Question 22. If a player's prop line moves from 24.5 to 25.5 between opening and 30 minutes before game time, and the odds remain -110/-110, what can you infer?

  • A) The player's projection has changed; information was incorporated into the line
  • B) The sportsbook made a random adjustment
  • C) The vig on the prop increased
  • D) The over is now a better bet than before
Answer **A) The player's projection has changed; information was incorporated into the line.** A one-point line move on a -110/-110 prop indicates that the book has received information (sharp action, injury news, lineup changes, etc.) suggesting the player's expected output is higher than initially assessed. The book moves the line to maintain balanced action. If your model has not changed, the over is now slightly less attractive (line moved away from you) while the under is slightly more attractive.

Question 23. What percentage of team possessions does a typical NBA starter "use"?

  • A) 10-12%
  • B) 18-22%
  • C) 30-35%
  • D) 40-50%
Answer **B) 18-22%.** A typical NBA starter uses approximately 18-22% of team possessions while on the court. Star players may have usage rates of 28-35%, while role players might be at 12-16%. Usage rate is defined as the percentage of team possessions that end with the player taking a shot, getting to the free throw line, or committing a turnover while they are on the court.

Question 24. Why is it important to consider blowout risk when projecting star player stats?

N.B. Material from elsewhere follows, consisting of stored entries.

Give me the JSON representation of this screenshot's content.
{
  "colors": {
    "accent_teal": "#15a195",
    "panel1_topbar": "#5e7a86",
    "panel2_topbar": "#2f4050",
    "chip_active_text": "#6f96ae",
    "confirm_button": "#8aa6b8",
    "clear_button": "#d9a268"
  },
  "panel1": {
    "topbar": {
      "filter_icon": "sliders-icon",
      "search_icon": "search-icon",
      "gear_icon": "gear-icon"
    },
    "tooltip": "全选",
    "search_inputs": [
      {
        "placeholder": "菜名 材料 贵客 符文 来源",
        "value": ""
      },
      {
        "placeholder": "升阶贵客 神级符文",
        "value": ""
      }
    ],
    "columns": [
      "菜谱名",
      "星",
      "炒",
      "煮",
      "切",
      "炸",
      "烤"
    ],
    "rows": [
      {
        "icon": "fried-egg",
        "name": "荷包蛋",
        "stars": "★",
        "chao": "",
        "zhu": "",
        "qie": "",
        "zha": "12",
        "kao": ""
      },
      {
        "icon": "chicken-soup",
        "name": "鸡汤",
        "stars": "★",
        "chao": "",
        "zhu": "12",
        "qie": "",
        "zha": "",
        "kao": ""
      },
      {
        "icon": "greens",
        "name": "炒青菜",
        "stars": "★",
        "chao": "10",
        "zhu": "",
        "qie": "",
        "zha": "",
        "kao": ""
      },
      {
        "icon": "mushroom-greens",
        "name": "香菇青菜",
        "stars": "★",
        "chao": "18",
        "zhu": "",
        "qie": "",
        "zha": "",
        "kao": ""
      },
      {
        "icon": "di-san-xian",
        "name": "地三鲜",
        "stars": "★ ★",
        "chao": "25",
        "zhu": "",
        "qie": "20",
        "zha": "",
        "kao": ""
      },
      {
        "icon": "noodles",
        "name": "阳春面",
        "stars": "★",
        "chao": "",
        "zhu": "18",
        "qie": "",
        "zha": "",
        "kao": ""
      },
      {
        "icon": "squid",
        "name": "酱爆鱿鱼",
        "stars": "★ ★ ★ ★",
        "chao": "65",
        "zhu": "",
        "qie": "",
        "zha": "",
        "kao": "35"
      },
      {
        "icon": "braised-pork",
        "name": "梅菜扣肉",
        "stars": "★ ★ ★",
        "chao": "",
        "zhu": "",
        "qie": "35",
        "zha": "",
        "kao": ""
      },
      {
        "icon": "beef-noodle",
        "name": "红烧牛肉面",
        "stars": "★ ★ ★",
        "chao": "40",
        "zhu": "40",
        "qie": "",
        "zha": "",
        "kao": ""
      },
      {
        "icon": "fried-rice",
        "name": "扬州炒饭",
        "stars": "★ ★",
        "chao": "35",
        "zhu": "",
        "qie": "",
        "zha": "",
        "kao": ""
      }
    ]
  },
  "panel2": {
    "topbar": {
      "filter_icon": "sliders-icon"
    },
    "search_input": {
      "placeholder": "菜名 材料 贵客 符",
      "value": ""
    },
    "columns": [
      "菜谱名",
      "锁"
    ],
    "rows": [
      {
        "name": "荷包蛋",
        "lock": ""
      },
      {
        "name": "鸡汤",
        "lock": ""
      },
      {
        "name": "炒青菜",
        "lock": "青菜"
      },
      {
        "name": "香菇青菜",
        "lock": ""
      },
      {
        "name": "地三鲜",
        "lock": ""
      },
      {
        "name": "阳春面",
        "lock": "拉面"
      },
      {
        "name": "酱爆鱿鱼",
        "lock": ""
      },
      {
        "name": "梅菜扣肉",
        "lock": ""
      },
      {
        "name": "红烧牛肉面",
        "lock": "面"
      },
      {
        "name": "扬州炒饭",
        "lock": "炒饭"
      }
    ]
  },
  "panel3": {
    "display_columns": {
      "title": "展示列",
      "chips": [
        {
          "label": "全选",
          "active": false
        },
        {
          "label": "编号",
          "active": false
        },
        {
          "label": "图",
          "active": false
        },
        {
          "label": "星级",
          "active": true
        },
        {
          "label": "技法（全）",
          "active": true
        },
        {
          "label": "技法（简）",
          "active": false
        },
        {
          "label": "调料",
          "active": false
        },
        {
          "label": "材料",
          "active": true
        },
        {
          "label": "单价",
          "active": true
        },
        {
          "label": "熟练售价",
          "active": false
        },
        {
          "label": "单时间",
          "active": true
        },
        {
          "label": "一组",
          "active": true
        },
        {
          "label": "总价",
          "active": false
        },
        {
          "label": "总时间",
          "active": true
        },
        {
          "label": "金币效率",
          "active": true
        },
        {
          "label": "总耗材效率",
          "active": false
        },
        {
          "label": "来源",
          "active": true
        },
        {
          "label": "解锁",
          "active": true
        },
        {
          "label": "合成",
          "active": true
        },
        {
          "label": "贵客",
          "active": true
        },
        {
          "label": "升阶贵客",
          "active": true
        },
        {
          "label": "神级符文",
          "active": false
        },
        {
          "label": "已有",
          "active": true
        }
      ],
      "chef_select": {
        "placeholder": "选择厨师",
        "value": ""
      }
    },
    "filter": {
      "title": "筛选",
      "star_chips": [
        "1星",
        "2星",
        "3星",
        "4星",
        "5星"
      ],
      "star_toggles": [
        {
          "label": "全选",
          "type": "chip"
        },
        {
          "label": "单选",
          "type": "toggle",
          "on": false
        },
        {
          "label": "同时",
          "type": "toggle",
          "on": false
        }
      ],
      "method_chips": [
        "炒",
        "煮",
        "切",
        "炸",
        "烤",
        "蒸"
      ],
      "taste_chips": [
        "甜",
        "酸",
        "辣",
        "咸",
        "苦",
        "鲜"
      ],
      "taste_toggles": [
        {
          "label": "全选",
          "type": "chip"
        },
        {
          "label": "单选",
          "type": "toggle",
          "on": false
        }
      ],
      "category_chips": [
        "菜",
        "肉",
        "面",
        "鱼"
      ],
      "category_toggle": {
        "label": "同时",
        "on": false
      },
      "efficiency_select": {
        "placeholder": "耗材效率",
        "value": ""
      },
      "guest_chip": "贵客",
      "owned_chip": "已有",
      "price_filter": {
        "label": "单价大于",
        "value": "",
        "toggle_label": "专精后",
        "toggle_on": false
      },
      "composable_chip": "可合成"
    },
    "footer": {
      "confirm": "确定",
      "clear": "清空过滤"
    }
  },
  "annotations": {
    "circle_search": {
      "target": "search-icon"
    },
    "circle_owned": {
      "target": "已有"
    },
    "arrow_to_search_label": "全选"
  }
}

  • A) Stars play harder in blowouts
  • B) Stars typically sit the fourth quarter in blowouts, reducing their minutes and stat totals below their per-minute pace
  • C) Blowouts increase the pace of the game
  • D) Blowout risk only matters for total bets, not props
Answer **B) Stars typically sit the fourth quarter in blowouts, reducing their minutes and stat totals below their per-minute pace.** When a game becomes a blowout (typically defined by a lead exceeding 15-20 points), coaches rest their star players. A player who averages 36 minutes might play only 28 in a blowout, losing an entire quarter of production. The Vegas spread indicates blowout risk: games with large spreads (10+ points) have higher blowout probability, and star player minutes (and therefore stats) should be adjusted downward.

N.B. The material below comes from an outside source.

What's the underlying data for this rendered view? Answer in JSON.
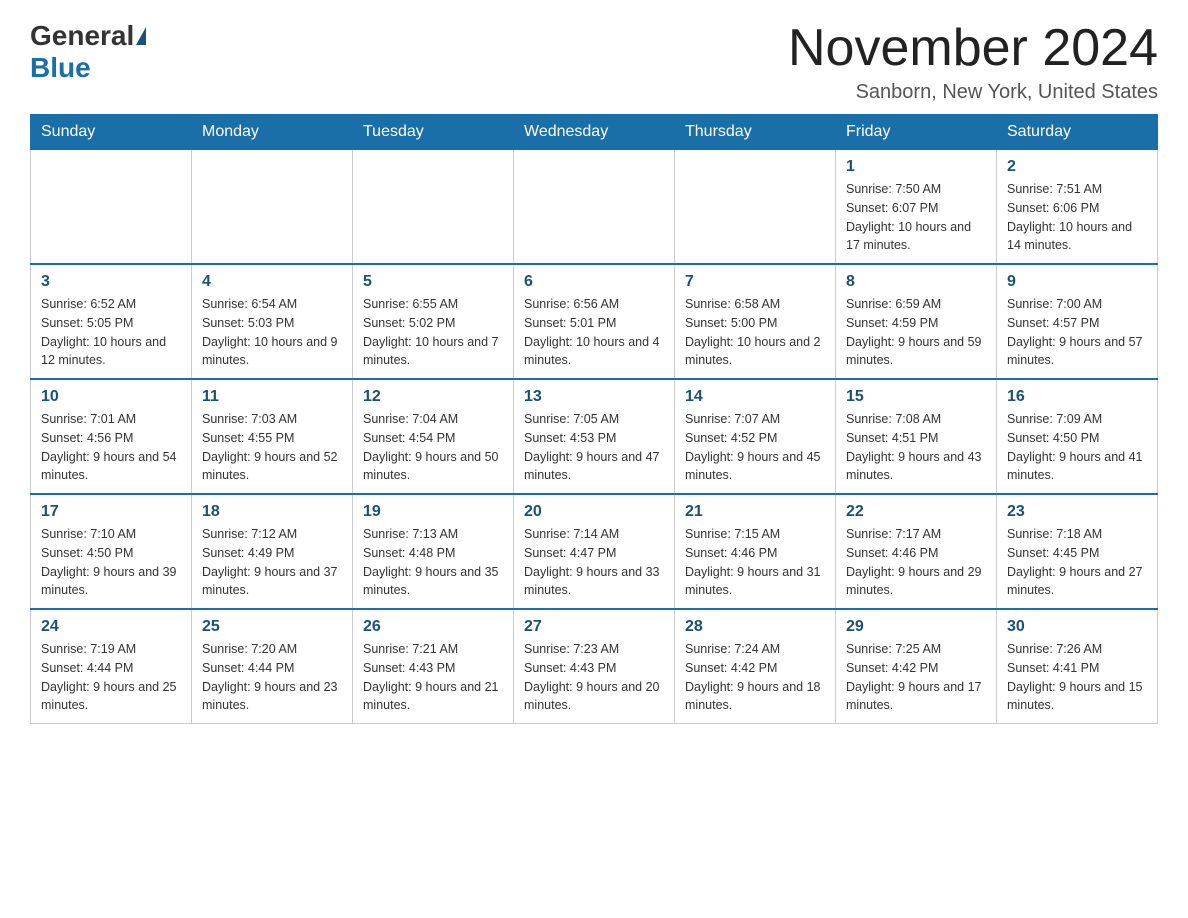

Question 25. For a 3-leg SGP with individual fair probabilities of 0.60, 0.50, and 0.45, the independent joint probability is 0.135. If all three legs are positively correlated with average pairwise correlation of 0.15, the true joint probability is approximately 0.155. What is the "correlation boost"?

  • A) 0.015
  • B) 0.020
  • C) 0.135
  • D) 0.155
Answer **B) 0.020.** The correlation boost is the difference between the correlated joint probability and the independent joint probability: 0.155 - 0.135 = 0.020. This means that correlations increase the probability of all three legs hitting by 2 percentage points. If the sportsbook prices the parlay based on the independent probability (0.135), but the true probability is 0.155, the bettor captures this 2-percentage-point correlation boost as edge.